Even in the offseason, the Acropolis is crowded. There were bus tours, walking tours and groups of school children swarming the site when we arrived. But it was no less incredible walking in the footsteps of so much history.
But despite all of the history, one of the things I found the most fascinating was the use of modern technology in the restoration process. Marble was being cleaned with lasers, stones were being lifted with complicated cranes and pulley systems, and of course, every fragment was being catalogued electronically.
When we could tear our eyes away from the ruins, we were treated to an incredible 360degree view of the city of Athens. It was easy to see why the ancient Greeks built their temples here. The view was simply breathtaking.
Looking directly below the Acropolis, you can see more of the restoration and excavation works, laid out like a giant marble jigsaw puzzle.

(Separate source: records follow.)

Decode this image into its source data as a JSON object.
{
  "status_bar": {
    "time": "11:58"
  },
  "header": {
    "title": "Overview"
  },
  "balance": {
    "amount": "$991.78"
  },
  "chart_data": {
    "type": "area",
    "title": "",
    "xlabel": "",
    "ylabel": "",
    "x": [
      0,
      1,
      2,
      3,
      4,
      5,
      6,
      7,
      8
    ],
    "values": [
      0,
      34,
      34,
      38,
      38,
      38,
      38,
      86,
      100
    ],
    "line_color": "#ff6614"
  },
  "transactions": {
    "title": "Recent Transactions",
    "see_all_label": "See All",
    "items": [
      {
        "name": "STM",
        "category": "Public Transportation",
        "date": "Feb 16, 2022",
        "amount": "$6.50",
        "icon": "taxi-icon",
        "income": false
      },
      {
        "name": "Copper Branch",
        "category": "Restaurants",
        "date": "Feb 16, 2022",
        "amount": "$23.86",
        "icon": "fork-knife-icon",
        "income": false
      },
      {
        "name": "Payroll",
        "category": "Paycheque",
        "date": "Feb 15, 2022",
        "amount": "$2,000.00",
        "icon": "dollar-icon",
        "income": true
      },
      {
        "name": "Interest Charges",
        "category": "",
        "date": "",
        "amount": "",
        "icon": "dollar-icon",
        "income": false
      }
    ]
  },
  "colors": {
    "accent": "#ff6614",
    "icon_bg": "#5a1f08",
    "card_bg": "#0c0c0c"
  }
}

As we descended the hillside I had one last mission to accomplish. I had to sit in an amphitheatre just as the ancient Greeks had. The details remaining in the theatre of Dionysus were amazing; from the checkerboard floor to the carved front row seats reserved for the gods.
Just beside the ancient theatre is the Herodes Atticus Odeum; a restored, modern version that still functions today. My only regret is not having the opportunity to watch one of the ancient tragedies performed on this stage.